AI with 3D recognition for accurate distance measurement by using commercial Monocular camera

Published  October 29, 2019   0
AI with 3D recognition for accurate distance measurement by using commercial Monocular camera

Toshiba Corporation has developed an AI with 3D recognition that is capable of measuring distance with the accuracy of a stereo camera, by using the image taken with a commercial camera and analyzing the image blurring caused by the camera lens using deep learning. This technology will eliminate the use of stereo cameras which eventually reduces the cost and space. Toshiba will be presenting this achievement at the international conference on computer vision (ICCV2019) to be held in South Korea on October 30, 2019, from 10 am.

 

Image sensing is becoming more important and applications such as robots moving objects, autonomous unmanned vehicles, remote-controlled drones inspecting infrastructure etc, require more than just images of the subjects, they need a small device to analyze 3D data to include shape and distance. Hence researches have been increased to develop a measuring technology with monocular cameras (they are easy to miniaturize) by using deep learning for better learning of the shape, background, and other scenery data of the imaged object.

 

This method holds a drawback; the accuracy of the distance is estimated with the help of a monocular camera depending on learned scenery data which causes an accuracy drop due to the shots taken in different landscapes. To overcome this Toshiba has developed colour filtered aperture photography in which two colour filter is attached to the lens and the colour and size of the resulting image blur are analyzed according to the distance from the subject. Although this solves the data dependence issue, it costs time and money to modify existing lenses.

 

Toshiba has overcome this problem by developing AI with 3D recognition technology that uses deep learning to analyze how the image is blurred according to its position on the lens, in order to achieve distance measurement with the same high precision as a stereo camera system, with a normal monocular camera but without any need for scenery data.
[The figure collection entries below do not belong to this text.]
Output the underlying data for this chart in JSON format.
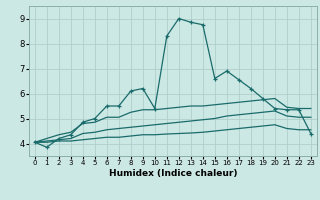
{
  "xlabel": "Humidex (Indice chaleur)",
  "bg_color": "#cce8e4",
  "grid_color": "#b0ceca",
  "line_color": "#1a6b6b",
  "xlim": [
    -0.5,
    23.5
  ],
  "ylim": [
    3.5,
    9.5
  ],
  "xticks": [
    0,
    1,
    2,
    3,
    4,
    5,
    6,
    7,
    8,
    9,
    10,
    11,
    12,
    13,
    14,
    15,
    16,
    17,
    18,
    19,
    20,
    21,
    22,
    23
  ],
  "yticks": [
    4,
    5,
    6,
    7,
    8,
    9
  ],
  "series1_x": [
    0,
    1,
    2,
    3,
    4,
    5,
    6,
    7,
    8,
    9,
    10,
    11,
    12,
    13,
    14,
    15,
    16,
    17,
    18,
    19,
    20,
    21,
    22,
    23
  ],
  "series1_y": [
    4.05,
    4.2,
    4.35,
    4.45,
    4.8,
    4.85,
    5.05,
    5.05,
    5.25,
    5.35,
    5.35,
    5.4,
    5.45,
    5.5,
    5.5,
    5.55,
    5.6,
    5.65,
    5.7,
    5.75,
    5.8,
    5.45,
    5.4,
    5.4
  ],
  "series2_x": [
    0,
    1,
    2,
    3,
    4,
    5,
    6,
    7,
    8,
    9,
    10,
    11,
    12,
    13,
    14,
    15,
    16,
    17,
    18,
    19,
    20,
    21,
    22,
    23
  ],
  "series2_y": [
    4.05,
    4.1,
    4.15,
    4.2,
    4.4,
    4.45,
    4.55,
    4.6,
    4.65,
    4.7,
    4.75,
    4.8,
    4.85,
    4.9,
    4.95,
    5.0,
    5.1,
    5.15,
    5.2,
    5.25,
    5.3,
    5.1,
    5.05,
    5.05
  ],
  "series3_x": [
    0,
    1,
    2,
    3,
    4,
    5,
    6,
    7,
    8,
    9,
    10,
    11,
    12,
    13,
    14,
    15,
    16,
    17,
    18,
    19,
    20,
    21,
    22,
    23
  ],
  "series3_y": [
    4.05,
    4.05,
    4.1,
    4.1,
    4.15,
    4.2,
    4.25,
    4.25,
    4.3,
    4.35,
    4.35,
    4.38,
    4.4,
    4.42,
    4.45,
    4.5,
    4.55,
    4.6,
    4.65,
    4.7,
    4.75,
    4.6,
    4.55,
    4.55
  ],
  "series4_x": [
    0,
    1,
    2,
    3,
    4,
    5,
    6,
    7,
    8,
    9,
    10,
    11,
    12,
    13,
    14,
    15,
    16,
    17,
    18,
    19,
    20,
    21,
    22,
    23
  ],
  "series4_y": [
    4.05,
    3.85,
    4.2,
    4.35,
    4.85,
    5.0,
    5.5,
    5.5,
    6.1,
    6.2,
    5.4,
    8.3,
    9.0,
    8.85,
    8.75,
    6.6,
    6.9,
    6.55,
    6.2,
    5.8,
    5.4,
    5.35,
    5.35,
    4.4
  ]
}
Until now, it was considered theoretically impossible to measure the distance based on the shape of the blur, which is the same for objects with both distance and far when they are equidistant from the focal point. But, the analytical results have shown a substantial difference between the blur shapes near and far objects, even they are equidistant from the focal point. With that Toshiba successfully analyzed blur data from captured images by a deep learning module trained with the deep neural network model.

 

When the light passes through the lens the shape of the blur created is known to change depending on the light’s wavelength and its position in the lens. In the developed network, position and colour are processed separately to properly perceive changes in blur shape, and then, after passing through a weighted attention mechanism, to control where on the brightness gradient to focus in order to correctly measure the distance. Through learning, the network is then updated to reduce an error between the measured distance and actual distance. Using this AI module, Toshiba has confirmed that a single image captured with a commercially available camera realizes the same distance measurement accuracy secured with stereo cameras.  More information can be found on this official page of Toshiba.

Toshiba will confirm the versatility of the system with commercially available cameras and lenses and speed up the image processing, aiming for public implementation in the fiscal year 2020.